The hassle^H^H^H^H^H^Hlegacy of PINs at UMBC

So, we have this new campus portal at UMBC. And for the most part, the launch has gone pretty well. As part of this whole thing, we’re rethinking some of our old, outdated business processes and changing the way they work under the new portal. One of these is the PIN (Personal ID Number). Waaaaay back in 1996 when UMBC first launched web-based course registration, we required all students to enter a 4-digit PIN to log in. There was also a service where students could register by phone, that used the same PIN. Flash forward to 2006. We’re now using a campus-wide single signon system, the telephone registration system is gone, and we’ve done away with PINs as part of the login process. So, since students aren’t using them any more, we can just get rid of PINs altogether, right? Wrong. Problem is, we’re still using our old, crusty HP3000 mainframe as system of record for registration, so when we do online course registration, we have to play by the HP3000’s rules. The HP3000 is still running circa-1996 registration code (written in Cobol), and PINs are so deeply embedded into that code, that there’s no way we’re ever getting rid of them as long as the HP is around. We can rework things so that all the PIN stuff is handled behind-the-scenes, and users never see them or even know they exist, but on the back end, they’re still going to be there.

Now.. the HP3000 stores everybody’s PIN in a database table. But initially, that table is not populated until a user accesses the system for the first time. Then, the HP figures out an initial PIN for the user, and uses that to populate the PIN table. It then sets a flag that the user’s PIN needs to be changed.

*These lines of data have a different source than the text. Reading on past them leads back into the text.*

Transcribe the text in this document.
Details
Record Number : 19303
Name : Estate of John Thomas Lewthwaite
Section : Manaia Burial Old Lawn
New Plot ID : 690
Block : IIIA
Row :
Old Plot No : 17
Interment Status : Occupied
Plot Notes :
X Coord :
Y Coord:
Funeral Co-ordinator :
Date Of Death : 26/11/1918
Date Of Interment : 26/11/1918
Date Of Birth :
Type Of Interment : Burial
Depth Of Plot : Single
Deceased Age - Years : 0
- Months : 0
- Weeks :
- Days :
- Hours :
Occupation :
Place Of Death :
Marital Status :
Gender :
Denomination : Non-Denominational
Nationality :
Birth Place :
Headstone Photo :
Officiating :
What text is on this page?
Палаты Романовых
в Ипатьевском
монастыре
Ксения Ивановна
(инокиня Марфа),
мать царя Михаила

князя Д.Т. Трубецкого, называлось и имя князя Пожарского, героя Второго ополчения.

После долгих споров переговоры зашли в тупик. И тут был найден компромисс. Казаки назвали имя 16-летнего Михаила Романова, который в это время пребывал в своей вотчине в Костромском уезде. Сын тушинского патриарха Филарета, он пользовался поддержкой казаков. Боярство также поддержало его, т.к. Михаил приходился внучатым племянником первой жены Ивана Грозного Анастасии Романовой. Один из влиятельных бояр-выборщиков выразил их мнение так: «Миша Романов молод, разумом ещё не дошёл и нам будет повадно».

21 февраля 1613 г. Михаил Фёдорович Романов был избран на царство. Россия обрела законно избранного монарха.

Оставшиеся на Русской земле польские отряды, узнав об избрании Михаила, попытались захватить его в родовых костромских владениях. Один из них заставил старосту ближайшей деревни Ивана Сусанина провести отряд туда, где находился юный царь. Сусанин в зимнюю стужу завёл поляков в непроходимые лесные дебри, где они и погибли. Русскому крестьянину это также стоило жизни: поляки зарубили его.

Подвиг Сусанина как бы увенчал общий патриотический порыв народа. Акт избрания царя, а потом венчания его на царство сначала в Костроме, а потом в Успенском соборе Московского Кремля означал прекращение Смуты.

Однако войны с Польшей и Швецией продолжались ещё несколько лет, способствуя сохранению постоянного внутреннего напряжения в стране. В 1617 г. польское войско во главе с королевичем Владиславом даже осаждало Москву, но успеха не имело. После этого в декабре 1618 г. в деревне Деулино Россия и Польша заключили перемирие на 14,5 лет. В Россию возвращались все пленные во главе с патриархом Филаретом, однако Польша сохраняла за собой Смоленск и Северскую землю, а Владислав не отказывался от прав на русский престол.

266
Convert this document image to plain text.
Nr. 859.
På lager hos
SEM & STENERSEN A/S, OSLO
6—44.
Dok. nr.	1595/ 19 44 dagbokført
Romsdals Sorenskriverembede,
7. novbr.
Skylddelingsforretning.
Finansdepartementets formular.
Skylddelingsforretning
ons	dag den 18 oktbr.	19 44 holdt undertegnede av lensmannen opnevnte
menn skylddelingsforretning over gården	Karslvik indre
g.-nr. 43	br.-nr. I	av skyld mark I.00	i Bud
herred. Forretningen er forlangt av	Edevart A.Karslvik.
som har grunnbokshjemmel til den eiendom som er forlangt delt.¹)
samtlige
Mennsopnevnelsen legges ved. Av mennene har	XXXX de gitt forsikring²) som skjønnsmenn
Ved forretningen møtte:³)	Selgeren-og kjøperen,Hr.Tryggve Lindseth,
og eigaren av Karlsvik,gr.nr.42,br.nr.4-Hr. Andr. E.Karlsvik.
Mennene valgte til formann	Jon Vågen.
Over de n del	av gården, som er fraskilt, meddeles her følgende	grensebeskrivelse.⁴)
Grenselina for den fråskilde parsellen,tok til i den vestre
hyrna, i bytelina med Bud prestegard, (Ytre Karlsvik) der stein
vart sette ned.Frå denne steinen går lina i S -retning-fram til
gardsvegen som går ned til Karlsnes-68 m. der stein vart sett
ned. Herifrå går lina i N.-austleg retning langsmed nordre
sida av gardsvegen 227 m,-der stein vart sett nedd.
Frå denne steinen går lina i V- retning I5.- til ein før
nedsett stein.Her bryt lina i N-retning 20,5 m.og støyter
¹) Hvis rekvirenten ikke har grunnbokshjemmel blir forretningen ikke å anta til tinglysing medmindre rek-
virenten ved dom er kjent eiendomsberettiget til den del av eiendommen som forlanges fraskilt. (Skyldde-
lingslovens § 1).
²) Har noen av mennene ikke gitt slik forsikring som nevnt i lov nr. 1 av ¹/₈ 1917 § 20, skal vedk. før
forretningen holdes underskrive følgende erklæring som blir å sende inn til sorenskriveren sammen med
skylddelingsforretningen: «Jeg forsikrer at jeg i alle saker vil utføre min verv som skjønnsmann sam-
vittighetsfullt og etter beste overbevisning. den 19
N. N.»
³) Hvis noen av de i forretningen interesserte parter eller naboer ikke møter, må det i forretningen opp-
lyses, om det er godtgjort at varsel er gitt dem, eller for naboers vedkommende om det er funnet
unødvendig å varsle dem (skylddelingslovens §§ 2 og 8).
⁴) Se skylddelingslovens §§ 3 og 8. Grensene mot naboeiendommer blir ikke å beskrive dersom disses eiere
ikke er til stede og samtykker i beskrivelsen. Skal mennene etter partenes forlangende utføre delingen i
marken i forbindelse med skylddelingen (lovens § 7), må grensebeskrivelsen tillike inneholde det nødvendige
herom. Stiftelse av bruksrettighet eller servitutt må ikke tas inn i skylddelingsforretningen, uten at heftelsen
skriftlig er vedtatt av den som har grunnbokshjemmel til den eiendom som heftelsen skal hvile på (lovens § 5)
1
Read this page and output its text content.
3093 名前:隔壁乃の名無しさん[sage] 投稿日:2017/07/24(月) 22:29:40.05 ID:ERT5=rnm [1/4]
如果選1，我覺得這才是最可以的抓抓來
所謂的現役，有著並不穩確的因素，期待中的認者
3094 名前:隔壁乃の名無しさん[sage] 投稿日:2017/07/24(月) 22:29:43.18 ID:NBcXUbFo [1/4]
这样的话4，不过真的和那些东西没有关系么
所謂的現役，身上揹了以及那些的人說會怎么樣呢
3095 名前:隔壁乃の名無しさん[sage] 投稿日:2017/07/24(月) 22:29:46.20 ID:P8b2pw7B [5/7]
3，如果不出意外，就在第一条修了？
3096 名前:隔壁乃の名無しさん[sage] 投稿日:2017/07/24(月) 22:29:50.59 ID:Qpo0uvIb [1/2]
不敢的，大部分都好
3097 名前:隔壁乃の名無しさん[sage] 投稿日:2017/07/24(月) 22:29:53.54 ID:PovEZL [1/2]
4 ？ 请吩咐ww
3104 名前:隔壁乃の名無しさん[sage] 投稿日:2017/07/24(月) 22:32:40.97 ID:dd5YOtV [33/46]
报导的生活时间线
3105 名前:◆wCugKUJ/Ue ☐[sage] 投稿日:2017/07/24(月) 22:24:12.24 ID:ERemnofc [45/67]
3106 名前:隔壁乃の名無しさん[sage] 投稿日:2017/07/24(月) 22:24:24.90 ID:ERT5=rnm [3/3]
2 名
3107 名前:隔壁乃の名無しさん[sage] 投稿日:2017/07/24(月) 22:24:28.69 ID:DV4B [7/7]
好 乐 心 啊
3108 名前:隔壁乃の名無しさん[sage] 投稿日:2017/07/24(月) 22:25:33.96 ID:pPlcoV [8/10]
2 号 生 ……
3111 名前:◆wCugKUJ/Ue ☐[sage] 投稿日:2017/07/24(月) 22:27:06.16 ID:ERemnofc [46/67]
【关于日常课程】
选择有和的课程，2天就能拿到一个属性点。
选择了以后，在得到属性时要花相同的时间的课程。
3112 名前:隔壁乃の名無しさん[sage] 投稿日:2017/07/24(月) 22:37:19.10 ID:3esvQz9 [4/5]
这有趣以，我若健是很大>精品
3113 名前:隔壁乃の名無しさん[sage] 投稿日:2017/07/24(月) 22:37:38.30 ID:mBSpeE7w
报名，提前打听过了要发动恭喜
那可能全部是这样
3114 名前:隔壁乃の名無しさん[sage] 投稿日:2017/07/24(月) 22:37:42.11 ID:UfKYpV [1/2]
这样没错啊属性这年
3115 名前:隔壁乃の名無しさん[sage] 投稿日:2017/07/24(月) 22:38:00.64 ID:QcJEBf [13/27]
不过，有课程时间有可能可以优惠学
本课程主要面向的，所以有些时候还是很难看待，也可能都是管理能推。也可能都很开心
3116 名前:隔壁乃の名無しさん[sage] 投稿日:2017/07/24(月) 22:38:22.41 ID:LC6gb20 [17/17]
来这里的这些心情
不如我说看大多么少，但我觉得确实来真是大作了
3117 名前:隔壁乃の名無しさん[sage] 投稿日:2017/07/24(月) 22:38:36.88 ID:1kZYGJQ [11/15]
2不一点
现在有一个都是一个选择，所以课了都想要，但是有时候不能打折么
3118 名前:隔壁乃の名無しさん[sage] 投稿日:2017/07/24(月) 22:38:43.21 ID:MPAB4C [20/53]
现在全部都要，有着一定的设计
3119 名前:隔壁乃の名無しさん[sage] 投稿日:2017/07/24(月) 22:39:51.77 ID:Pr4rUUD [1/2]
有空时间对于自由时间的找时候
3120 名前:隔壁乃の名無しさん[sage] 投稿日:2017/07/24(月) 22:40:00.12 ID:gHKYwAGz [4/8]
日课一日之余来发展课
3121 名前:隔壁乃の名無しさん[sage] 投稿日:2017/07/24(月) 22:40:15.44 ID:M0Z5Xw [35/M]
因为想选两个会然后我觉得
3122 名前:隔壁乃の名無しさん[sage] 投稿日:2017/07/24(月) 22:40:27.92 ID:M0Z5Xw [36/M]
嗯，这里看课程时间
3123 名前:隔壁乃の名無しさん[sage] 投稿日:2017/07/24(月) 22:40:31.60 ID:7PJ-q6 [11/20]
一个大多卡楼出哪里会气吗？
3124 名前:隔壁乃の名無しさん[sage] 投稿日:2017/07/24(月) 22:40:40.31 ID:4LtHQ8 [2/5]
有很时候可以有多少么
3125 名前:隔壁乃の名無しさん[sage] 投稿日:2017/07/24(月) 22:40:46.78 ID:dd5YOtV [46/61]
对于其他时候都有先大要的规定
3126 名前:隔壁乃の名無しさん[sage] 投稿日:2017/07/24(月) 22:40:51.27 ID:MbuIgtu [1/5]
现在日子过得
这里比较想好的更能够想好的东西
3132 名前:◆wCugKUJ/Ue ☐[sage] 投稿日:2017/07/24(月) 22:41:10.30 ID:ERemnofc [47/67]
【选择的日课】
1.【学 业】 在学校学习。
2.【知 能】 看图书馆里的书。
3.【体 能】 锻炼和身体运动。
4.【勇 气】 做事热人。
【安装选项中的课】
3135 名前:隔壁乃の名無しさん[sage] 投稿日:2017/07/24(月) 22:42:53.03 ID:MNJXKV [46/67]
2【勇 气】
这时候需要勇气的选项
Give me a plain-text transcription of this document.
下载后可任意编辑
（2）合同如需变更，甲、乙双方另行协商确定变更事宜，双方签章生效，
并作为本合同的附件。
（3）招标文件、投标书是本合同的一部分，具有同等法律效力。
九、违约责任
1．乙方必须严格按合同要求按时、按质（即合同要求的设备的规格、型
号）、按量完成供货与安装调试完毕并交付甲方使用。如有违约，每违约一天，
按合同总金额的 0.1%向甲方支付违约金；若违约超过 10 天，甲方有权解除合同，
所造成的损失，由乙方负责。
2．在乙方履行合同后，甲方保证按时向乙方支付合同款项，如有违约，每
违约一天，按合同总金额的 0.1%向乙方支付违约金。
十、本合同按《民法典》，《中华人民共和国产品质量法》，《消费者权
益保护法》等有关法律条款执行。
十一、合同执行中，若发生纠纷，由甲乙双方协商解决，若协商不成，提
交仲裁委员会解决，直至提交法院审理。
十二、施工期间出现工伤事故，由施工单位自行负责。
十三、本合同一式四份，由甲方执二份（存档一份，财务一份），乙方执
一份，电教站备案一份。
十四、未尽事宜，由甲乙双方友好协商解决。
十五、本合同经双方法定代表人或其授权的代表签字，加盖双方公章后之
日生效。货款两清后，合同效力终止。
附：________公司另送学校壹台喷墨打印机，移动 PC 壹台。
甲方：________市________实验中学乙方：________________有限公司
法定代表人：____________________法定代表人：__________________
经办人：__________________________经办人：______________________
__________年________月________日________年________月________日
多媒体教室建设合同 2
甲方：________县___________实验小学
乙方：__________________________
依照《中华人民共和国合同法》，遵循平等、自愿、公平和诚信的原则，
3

The HP will then refuse to do anything on behalf of that user, until they change their PIN. The mandatory PIN change happens when the user logs into myUMBC. With the old version of myUMBC, they would see the mandatory PIN change screen immediately after logging in, at which point they’d need to change the PIN before doing anything else in myUMBC. But again, this behavior is a relic of the days when most activities in myUMBC centered around the HP. It also prevents certain users (people who lack the appropriate data that the HP needs to generate the initial PIN) from using myUMBC at all. If we’re going to move forward, we need to get rid of this behavior.

The first step towards this goal, was to eliminate the mandatory PIN change check on initial login. Now keep in mind that we have to submit an initial PIN change request for every student, before they can do anything that involves the HP. So, I’m now doing the mandatory PIN change only when the user requests a function that uses the HP. So rather than seeing it when they first log in, they see it when they try to register for the first time. A small but significant step.

This works great, except it broke the online student parking registration app. Student Parking Registration has the distinction of being the only external (not part of the monolithic legacy myUMBC code) app that talks directly to the HP. If a student goes to this app before changing their PIN, the HP will refuse the parking registration request and the app will fail silently. Yep, this was a fun one to debug. It’s still broken, until I figure out the best way to fix it.